Cada Estado designará, pelo modo a fixar pela sua Assembleia legislativa, um número de eleitores igual ao número total de Senadores e Representantes, a que o Estado tiver direito no Congresso.

Os eleitores reunir-se-ão em cada Estado e votarão por escrutínio secreto em duas pessoas, uma das quais pelo menos não terá residência nesse Estado.

(…)

Na eleição do Presidente, os votos serão contados por Estados, entendendo-se que à representação de cada Estado cabe um voto global; para este efeito, o quorum exigido compreenderá um ou vários Representantes de dois terços dos Estados e para a eleição será necessária a maioria de todos os Estados.

(…)

Será proclamada eleita Presidente a pessoa que obtiver a maioria absoluta dos votos dos eleitores designados e, se ninguém obtiver maioria absoluta, a Câmara dos Representantes imediatamente escolherá, por escrutínio secreto, o Presidente entre as três pessoas mais votadas. Na eleição do Presidente, os votos serão contados por Estados, entendendo‑se que à representação de cada Estado cabe um voto; para este efeito, o quorum exigido compreenderá um ou vários Representantes de dois terços dos Estados e para a eleição será necessária a maioria de todos os Estados.

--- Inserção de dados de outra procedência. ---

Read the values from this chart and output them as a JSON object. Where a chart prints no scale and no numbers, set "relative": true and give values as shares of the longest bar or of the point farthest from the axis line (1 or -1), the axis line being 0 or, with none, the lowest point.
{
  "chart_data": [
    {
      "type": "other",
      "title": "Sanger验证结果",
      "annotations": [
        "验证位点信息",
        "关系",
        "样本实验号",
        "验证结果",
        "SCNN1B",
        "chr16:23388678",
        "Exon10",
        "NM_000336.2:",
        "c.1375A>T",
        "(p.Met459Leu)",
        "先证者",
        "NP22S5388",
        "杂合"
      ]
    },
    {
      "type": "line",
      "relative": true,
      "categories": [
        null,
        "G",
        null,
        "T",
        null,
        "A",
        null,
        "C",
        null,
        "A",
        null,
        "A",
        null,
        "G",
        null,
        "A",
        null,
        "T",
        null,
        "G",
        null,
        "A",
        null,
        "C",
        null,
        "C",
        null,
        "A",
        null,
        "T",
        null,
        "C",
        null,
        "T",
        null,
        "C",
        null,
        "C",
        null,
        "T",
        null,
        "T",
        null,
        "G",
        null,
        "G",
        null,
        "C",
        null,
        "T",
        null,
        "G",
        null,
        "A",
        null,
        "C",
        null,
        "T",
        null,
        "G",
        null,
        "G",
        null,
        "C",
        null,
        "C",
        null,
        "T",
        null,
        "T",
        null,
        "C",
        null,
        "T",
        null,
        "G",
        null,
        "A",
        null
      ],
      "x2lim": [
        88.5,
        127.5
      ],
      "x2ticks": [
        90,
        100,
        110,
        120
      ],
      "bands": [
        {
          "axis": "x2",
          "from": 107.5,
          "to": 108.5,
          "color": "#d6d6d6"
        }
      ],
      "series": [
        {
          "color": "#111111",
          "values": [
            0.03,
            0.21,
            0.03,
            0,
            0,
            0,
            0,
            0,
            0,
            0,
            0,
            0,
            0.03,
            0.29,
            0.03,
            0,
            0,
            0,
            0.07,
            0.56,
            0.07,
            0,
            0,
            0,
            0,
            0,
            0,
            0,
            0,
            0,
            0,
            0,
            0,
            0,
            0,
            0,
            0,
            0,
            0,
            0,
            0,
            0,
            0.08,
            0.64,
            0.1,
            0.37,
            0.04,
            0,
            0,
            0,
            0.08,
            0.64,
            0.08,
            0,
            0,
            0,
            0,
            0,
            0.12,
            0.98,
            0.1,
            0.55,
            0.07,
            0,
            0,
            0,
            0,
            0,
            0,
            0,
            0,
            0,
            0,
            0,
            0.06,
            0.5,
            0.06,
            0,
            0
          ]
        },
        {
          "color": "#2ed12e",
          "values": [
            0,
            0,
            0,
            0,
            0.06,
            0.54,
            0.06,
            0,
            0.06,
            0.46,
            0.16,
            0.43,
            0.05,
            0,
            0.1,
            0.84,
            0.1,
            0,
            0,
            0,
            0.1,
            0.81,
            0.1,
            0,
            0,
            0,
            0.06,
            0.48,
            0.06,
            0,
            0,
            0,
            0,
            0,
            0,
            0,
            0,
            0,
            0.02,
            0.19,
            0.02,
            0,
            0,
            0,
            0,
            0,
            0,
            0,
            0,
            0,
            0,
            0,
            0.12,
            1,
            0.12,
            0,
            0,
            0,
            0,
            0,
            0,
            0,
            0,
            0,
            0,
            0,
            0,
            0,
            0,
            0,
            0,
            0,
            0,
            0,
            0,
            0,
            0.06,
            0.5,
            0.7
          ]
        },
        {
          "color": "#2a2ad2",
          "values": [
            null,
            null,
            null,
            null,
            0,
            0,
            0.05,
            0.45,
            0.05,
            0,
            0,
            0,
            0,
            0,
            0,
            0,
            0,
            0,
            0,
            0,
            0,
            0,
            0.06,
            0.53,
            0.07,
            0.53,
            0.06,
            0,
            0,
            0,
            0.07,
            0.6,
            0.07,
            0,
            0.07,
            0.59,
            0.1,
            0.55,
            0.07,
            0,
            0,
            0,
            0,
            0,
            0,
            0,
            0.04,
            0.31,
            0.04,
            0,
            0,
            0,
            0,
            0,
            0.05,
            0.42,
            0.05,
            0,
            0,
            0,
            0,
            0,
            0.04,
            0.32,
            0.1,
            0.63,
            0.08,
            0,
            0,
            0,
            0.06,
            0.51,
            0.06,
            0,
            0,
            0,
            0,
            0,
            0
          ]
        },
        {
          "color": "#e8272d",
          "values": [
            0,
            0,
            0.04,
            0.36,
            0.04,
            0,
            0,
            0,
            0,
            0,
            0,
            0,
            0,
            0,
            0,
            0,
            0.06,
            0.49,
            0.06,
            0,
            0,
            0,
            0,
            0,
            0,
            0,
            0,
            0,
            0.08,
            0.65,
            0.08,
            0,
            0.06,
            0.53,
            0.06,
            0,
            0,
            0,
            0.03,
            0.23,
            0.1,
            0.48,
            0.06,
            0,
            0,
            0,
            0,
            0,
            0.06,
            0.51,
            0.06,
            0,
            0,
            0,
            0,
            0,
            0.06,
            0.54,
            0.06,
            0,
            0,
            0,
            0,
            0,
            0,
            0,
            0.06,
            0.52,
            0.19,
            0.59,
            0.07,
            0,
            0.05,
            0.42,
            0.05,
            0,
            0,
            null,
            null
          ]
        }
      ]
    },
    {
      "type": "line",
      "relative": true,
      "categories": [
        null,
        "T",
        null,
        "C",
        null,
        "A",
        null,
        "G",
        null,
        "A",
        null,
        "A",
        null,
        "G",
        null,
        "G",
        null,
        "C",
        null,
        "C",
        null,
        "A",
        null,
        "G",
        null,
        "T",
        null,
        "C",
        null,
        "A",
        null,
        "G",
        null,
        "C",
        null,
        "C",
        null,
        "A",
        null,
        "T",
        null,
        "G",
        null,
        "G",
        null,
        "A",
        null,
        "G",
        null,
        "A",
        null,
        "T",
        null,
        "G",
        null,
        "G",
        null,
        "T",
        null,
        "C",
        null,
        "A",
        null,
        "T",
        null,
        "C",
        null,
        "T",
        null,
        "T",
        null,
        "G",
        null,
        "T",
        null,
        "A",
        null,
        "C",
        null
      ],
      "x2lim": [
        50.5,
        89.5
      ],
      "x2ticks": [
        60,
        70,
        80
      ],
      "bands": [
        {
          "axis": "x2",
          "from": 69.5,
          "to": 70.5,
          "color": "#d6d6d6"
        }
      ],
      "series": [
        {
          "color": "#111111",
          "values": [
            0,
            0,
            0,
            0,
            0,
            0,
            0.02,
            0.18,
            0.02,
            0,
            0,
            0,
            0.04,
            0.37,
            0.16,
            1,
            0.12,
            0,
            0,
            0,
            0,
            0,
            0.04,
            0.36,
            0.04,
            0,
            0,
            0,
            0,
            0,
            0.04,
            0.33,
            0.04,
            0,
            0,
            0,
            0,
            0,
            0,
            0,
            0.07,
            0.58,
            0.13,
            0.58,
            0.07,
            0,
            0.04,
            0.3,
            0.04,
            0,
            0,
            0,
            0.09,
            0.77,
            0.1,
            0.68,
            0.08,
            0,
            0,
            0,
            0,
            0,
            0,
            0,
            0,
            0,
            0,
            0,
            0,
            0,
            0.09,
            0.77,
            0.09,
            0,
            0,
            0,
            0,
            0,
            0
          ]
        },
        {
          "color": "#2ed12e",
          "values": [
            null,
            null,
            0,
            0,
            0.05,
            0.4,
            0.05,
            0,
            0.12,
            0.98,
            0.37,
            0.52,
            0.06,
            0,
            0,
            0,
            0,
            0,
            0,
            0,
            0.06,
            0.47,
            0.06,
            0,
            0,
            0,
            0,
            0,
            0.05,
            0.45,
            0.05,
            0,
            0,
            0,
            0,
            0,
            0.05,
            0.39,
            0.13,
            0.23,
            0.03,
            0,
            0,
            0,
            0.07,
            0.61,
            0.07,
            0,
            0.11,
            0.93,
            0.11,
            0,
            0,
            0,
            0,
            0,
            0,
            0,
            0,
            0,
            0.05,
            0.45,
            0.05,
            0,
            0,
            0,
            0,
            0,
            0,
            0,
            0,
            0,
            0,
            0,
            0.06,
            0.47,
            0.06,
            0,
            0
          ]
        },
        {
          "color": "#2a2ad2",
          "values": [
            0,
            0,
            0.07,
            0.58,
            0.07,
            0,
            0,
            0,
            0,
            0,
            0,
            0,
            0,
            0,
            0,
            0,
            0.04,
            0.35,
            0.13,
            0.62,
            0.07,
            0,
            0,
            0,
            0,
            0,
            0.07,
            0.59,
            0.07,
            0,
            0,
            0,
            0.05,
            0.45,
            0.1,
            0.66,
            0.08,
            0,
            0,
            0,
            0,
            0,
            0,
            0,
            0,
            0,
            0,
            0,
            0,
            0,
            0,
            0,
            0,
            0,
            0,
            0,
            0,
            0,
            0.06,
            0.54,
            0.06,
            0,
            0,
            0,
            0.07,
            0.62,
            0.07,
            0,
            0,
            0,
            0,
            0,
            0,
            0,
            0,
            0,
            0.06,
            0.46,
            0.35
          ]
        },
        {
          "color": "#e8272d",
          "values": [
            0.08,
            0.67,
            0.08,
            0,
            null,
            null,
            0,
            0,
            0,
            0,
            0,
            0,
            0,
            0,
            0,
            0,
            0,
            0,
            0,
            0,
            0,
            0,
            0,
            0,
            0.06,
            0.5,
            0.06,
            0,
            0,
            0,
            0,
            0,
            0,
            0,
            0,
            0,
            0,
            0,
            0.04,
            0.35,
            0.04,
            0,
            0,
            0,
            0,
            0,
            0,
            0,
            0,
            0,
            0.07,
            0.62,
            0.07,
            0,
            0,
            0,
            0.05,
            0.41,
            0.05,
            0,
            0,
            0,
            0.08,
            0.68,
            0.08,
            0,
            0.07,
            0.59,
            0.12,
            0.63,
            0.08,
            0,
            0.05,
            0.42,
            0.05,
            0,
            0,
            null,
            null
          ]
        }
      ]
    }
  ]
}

3. Sendo indireta a eleição, compreende‑se bem a consideração Estado a Estado, por se estar numa federação (embora haja muita diferença entre os 13 Estados de 1787 e os 50 de agora).

O que não se compreende vem a ser a representação maioritária por Estados, que levou a que Hillary Clinton tivesse tido mais três milhões de votos que Donald Trump e não tivesse sido eleita. E que leva, nestes dias, a que Joe Biden, com mais de cinco milhões de votos, ainda pareça estar dependente de uma recontagem de votos em alguns Estados.

Está aí uma evidente e profunda crise da democracia e uma crise do próprio sistema constitucional dos Estados Unidos e da própria comunidade politica. Esperemos que o sentimento profundo dos cidadãos e o bom senso acabem por ser mais fortes do que qualquer nacional‑populismo.